Now press the 'Results' button to obtain the following window:
The output of the cellular transition may be nothing, the production of antibody, a cellular division resulting in two identical cells, secreted IL-1 and/or IL-2, or any combination thereof. After making the output selection, press the 'Accept' button.
Insert a probability value of this output into the probability box (6), and then press the probability button (5) to update the 'Convert To' component of the rule displayed in (C). If the probability was 1 then you may skip the rest of this paragraph. If the probability is less than 1.0 then select a cell (3), results (4), probability value (6), and press the probability button (5), in that order. Do this until the sum of the probabilities is 1. If you wish to restart the 'Convert To' section, you may press the 'Reset' button (D).
Once the two parts of the rule has been constructed. Add the new rule to the rule set by pressing the 'Add Rule' button (7). The new rule will be added to the end of the rule set. Do recall that the order of the rules in the rule set does not matter, as the best maching rule is used for each starting conditions.
To delete a rule, fill in the rule number in box (9), and then press the 'Delete Rule' button (8). If the rules are miss-numbered because they were manually modified, pressing 'Delete Rule' with the default value of "N-N" causes NO deletions, but does cause the rules to be re-numbered.
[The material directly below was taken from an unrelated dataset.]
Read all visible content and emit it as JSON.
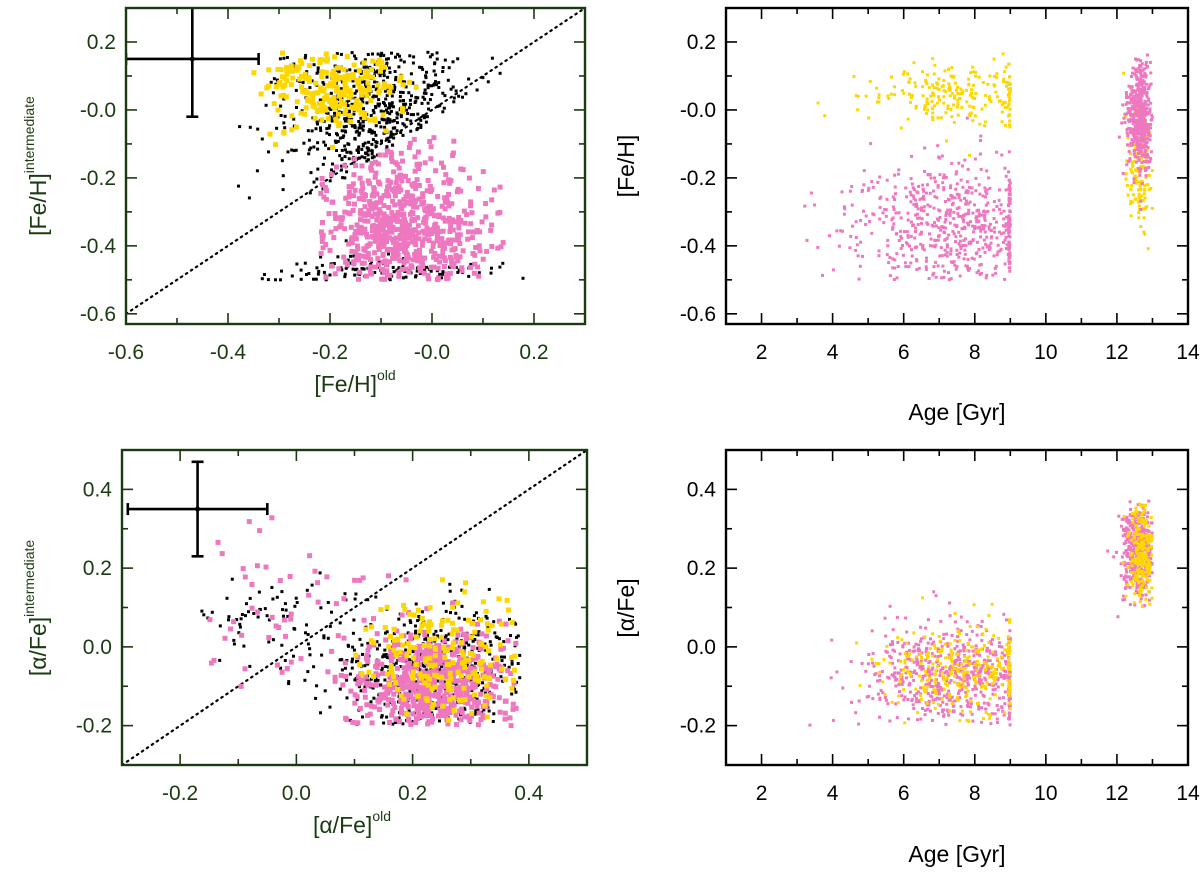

Now, if you want to delete a rule, say 15, then insert 15-15 and press 'Delete Rule'. A block of rules may be deleted, by providing the range. For example a value of "15-20" will delete rules 15 to 20, inclusive.
Unless you have your own account, Load Rules (11) will not be useful. Simply stated, it re-loads the last rule set that was submitted. As there are many users using "guest" your saved rule may be lost. If you use this page often and you want to keep your rules, just copy them off the web page, save them in a text file, and paste them back in when you are ready to go again. If you want to play seriously, please email firstname.lastname@example.org and ask for your own private sandbox to play in.
Add and remove rules until you are satisfied, or just leave the default rule set to see them in action. These initial rules are to get you on the right track, but you should test you imagination. Press the 'Submit Rules' button (10) to send the rule set to the SIS program.
Finally, it is acknowledged that the rules are primitive and deal
with a minimal set of features of the immune response. However, to have
a system such as SIS that starts with an embryonic immune system and produces
protective levels of antibody in a sufficiently short time to be protective
against infection is a good starting point.
The special set of rules, just the first three lines, is sufficient to cause autoimmunity. Usually it does not occur, but because the system is based on random arrangements, sometimes a new simulation will develop autoimmunity in less than 50 days. Using the Expert mode of the program skips the autoimmunity test of the rule set, and allows the user to specify the timing of the presence or absence of antigen from initial conditions.
Some basic graphing of AG, iTH, eTH, iB, and eB is performed to give the user a quick overview of the simulation. In a future version of SIS, we will allow the user to select the variables they desire to graph. For the time being the raw data is also available. Thus, if more graphing of variables or clarity is desired, the user can feed the raw data into their favorite graphing program.